State Champs - Overslept [7-inch] (Cover Artwork)
Staff Pick

State Champs

State Champs: Overslept [7-inch]

Overslept [7-inch] (2012)

Pure Noise Records


4
State Champs showed they could grind out that pop-punk sound in fine form from their EP Apparently, I'm Nothing. It wasn't that extraordinary but you could sense potential. Overslept allows them less time to cut their teeth and from just four tracks (well three...not counting the intro), it proved q...

State Champs showed they could grind out that pop-punk sound in fine form from their EP Apparently, I'm Nothing. It wasn't that extraordinary but you could sense potential. Overslept allows them less time to cut their teeth and from just four tracks (well three...not counting the intro), it proved quite a test to make an impact. Challenge accepted by the gents! The Albany natives give it a pretty impressive shot, and that isn't easy to do in such a small space of time with these poppy anthems.

Derek DiScanio's vocals are clean and impressive with hints of Patrick Stump, Ryan Key and even small dashes of Jonny Craig. He stands out on his own but you can tell maybe you heard a similar voice somewhere before. That's where the guitars help differentiate this band. "Critical" is that instinctive pop-punk ballad but it's impressive how State Champs add a gritty edge to the punk sound. It's still poppy but with a heavy undertone. They tread familiar ground and aren't original in the least but there's a crisp balance felt in the few tracks, which just gives it an extra edge in this genre.

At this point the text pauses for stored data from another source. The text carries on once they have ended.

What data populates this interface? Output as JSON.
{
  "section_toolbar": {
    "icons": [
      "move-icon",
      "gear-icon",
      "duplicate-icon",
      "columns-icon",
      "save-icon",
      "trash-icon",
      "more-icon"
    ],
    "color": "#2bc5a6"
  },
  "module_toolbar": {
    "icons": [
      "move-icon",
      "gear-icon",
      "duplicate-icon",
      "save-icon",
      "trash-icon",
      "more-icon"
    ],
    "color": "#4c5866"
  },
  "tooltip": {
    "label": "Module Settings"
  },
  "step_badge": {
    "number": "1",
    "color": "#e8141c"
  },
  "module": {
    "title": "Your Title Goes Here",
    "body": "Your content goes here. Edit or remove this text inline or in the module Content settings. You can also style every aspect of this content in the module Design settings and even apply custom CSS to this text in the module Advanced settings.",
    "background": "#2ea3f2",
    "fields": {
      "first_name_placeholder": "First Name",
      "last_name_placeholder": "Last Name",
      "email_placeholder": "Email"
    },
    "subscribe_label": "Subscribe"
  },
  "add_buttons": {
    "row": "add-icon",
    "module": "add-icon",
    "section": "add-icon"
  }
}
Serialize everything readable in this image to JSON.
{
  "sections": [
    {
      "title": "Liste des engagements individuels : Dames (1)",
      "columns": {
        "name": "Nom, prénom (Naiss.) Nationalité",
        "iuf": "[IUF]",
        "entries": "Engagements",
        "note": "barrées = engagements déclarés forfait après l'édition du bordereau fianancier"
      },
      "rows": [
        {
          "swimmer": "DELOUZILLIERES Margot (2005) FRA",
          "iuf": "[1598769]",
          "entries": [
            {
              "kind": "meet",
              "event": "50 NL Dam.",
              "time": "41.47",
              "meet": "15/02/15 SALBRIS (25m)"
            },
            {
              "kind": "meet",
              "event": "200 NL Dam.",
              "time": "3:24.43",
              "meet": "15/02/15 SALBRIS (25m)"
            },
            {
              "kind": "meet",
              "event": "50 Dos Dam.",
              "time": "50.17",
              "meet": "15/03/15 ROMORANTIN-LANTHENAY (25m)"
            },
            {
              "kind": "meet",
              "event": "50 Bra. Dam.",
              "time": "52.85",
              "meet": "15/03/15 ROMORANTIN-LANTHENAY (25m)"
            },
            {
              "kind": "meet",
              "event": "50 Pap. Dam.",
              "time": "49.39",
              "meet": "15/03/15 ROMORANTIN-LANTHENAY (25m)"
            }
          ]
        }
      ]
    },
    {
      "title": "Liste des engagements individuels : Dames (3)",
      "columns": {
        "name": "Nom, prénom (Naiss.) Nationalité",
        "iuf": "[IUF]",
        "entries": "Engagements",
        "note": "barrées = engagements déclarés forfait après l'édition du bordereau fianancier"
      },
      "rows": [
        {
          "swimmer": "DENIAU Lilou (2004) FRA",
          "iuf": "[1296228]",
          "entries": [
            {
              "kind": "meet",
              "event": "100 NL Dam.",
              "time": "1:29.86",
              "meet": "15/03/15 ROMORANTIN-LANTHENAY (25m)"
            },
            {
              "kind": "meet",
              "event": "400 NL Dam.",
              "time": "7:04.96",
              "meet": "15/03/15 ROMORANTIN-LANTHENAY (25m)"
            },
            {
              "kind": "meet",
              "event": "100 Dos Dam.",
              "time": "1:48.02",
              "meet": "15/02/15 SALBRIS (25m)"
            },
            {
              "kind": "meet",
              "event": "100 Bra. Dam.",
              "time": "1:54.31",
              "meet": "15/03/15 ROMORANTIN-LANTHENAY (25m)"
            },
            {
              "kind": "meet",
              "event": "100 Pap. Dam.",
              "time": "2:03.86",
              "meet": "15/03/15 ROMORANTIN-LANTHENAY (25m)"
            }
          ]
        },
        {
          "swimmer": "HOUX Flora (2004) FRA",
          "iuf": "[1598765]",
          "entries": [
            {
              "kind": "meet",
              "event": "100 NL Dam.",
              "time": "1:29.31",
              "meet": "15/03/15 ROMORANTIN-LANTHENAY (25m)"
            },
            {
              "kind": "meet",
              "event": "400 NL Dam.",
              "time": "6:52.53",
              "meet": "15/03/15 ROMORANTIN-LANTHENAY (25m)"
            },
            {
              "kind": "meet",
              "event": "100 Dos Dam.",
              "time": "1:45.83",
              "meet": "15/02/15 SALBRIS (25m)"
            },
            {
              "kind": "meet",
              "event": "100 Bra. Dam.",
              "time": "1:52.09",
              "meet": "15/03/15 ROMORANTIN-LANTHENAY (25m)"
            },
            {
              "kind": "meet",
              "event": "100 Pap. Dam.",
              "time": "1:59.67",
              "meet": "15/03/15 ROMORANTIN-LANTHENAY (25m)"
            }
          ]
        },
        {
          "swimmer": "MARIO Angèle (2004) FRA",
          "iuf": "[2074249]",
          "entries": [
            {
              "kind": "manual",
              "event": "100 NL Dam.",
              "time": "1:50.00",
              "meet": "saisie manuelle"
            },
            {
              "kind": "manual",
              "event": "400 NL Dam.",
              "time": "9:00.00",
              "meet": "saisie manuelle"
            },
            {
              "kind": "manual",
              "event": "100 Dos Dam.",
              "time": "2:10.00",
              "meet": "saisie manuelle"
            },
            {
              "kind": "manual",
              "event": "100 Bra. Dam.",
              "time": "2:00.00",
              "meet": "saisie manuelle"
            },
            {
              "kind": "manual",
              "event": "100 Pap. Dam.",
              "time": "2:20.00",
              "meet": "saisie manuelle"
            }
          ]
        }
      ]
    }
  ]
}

"We Are The Brave" is saturated with that perfect symmetry from the last EP consisting of well-suited buildups and DiScanio's sense of purpose on the mic. Cheers to the planning and execution here with the upbeat breakdowns as the band avoids falling into that contrived category which a lot of contemporary pop-punk bands get trapped in. "Remedy" is another example of this and it's pretty clear at the end that this band does pop-punk a step ahead of the curve. The only drawback is the songs leave you clamoring for more, but then again, that's a good sign of things to come for a future LP.